NAIROBI, Kenya (AP) -- Life for civilians in Ethiopia's embattled Tigray region has become “extremely alarming” as hunger grows and fighting remains an obstacle to reaching millions of people with aid, the United Nations says in a new report.
The conflict that has shaken one of Africa's most powerful and populous countries — a key U.S. security ally in the Horn of Africa — has killed thousands of people and is now in its fourth month. But little is known about the situation for most of Tigray's 6 million people, as journalists are blocked from entering, communications are patchy and many aid workers struggle to obtain permission to enter.
One challenge is that Ethiopia may no longer control up to 40% of the Tigray region, the U.N. Security Council was told in a closed-door session this week. Ethiopia and allied fighters have been pursuing the now-fugitive Tigray regional government that once dominated Ethiopia's government for nearly three decades. Now soldiers from Eritrea are deeply involved on the side of Ethiopia, even as Addis Ababa denies their presence.
On Thursday, U.S. Secretary of State Antony Blinken was the latest to pressure Ethiopian Prime Minister Abiy Ahmed directly, urging the 2019 Nobel Peace Prize winner in a phone call to allow “immediate, full and unhindered” aid access to Tigray before more people die.
Abiy's brief statement on the call didn't mention Tigray. Neither did his statements on calls this week with French President Emmanuel Macron and German Chancellor Angela Merkel as European countries also express concern over one of the world's newest crisis zones. Neighboring Sudan and Somalia could be sucked in, experts have warned.
The new U.N. humanitarian report released late Thursday includes a map showing most of the Tigray region marked as “inaccessible” for humanitarian workers. It says the security situation remains “volatile and unpredictable” more than two months after Abiy's government declared victory.
The aid response remains “drastically inadequate” with little access to the vast rural population off the main roads, the report says, even as Ethiopia's government has said well over 1 million people in Tigray have been reached with assistance. Some aid workers have reported having to negotiate access with a range of armed actors, even Eritrean ones.
Civilians have suffered. “Reports from aid workers on the ground indicate a rising in acute malnutrition across the region,” the new report says. “Only 1 percent of the nearly 920 nutrition treatment facilities in Tigray are reachable.”
Starvation has become a major concern. “Many households are expected to have already depleted their food stocks, or are expected to deplete their food stocks in the next two months,” according to a new report posted Thursday by the Famine Early Warning Systems Network, which is funded and managed by the U.S.

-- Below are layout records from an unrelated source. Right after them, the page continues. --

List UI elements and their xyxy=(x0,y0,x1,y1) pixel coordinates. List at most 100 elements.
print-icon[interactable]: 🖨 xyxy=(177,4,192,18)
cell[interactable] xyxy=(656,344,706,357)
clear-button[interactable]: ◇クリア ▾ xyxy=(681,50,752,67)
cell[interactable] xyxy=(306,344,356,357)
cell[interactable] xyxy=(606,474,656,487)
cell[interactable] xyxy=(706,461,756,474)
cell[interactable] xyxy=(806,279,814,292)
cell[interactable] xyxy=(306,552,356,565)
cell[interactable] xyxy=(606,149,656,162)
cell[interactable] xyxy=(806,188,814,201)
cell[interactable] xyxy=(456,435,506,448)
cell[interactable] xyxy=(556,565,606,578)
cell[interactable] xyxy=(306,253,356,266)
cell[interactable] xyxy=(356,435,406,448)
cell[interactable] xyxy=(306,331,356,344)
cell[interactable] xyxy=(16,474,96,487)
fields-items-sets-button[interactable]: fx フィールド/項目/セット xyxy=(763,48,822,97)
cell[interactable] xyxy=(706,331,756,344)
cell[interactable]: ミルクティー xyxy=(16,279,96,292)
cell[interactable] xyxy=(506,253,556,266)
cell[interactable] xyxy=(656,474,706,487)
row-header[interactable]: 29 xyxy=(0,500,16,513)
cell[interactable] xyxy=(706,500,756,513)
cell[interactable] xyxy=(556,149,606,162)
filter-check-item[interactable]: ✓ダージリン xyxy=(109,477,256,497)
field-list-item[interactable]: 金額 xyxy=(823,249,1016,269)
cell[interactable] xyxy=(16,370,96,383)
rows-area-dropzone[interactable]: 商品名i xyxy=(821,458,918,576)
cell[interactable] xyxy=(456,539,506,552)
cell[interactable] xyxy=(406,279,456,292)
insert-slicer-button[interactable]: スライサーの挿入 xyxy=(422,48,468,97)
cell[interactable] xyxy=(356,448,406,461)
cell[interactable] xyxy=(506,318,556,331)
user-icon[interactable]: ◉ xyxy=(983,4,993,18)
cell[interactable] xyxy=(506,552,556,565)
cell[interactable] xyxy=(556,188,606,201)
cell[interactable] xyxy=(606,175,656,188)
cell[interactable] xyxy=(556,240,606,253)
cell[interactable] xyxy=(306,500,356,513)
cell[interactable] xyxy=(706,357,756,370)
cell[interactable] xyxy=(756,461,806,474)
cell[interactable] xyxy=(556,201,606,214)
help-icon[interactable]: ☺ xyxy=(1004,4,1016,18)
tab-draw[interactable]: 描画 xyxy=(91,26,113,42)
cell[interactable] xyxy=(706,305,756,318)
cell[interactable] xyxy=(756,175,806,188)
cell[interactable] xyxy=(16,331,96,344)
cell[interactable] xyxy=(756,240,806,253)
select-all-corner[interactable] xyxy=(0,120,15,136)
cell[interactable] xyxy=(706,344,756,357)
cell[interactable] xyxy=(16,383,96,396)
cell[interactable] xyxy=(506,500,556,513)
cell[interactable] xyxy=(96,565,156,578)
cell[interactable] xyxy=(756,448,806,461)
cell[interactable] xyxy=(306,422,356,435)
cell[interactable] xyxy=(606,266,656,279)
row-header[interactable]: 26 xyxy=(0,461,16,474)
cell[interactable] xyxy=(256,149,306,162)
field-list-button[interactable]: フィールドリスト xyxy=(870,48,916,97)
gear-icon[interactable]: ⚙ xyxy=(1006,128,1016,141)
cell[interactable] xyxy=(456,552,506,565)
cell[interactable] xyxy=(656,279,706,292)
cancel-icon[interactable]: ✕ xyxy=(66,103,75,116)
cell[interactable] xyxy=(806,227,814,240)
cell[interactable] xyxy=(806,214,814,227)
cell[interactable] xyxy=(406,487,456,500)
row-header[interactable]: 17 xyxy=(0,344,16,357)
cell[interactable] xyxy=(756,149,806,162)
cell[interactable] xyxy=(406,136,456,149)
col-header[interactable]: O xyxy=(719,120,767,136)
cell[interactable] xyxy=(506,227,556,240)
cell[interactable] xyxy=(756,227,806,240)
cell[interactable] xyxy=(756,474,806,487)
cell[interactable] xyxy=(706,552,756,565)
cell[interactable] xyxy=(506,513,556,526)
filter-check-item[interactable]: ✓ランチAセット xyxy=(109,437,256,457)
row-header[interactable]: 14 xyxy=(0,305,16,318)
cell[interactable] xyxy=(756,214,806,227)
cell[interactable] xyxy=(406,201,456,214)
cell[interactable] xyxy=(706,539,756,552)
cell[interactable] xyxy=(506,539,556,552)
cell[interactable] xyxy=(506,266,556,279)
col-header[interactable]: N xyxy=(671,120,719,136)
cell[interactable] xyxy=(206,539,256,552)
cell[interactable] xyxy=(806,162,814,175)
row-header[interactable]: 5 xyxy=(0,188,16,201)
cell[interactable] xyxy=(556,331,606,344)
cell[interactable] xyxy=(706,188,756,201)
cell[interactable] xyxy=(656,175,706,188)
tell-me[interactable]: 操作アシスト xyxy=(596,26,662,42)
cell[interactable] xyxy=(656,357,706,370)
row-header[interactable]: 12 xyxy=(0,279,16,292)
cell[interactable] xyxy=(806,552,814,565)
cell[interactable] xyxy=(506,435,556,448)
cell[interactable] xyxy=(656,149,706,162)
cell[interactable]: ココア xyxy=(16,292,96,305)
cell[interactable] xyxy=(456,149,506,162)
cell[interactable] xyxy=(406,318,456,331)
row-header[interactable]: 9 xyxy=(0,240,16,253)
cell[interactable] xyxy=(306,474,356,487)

The report said more parts of central and eastern Tigray likely will enter Emergency Phase 4, a step below famine, in the coming weeks.
Health care in the region is “alarmingly limited,” with just three of Tigray's 11 hospitals functioning and nearly 80% of health centers not functional or accessible, the U.N. report says. Aid workers have said many health centers have been looted, hit by artillery fire or destroyed.
Large parts of two camps that once hosted thousands of refugees from nearby Eritrea have been systematically destroyed, according to analysis of satellite images by the U.K.-based DX Open Network nonprofit. Now some 5,000 of the refugees who have made their way to the community of Shire “are living in dire conditions, many sleeping in an open field on the outskirts of the town, with no water and no food," the U.N. report says.
Visiting U.N. refugee chief Filippo Grandi this week urged Ethiopia to allow access for independent investigators to probe alleged widespread human rights abuses, calling the overall situation in Tigray “extremely grave.”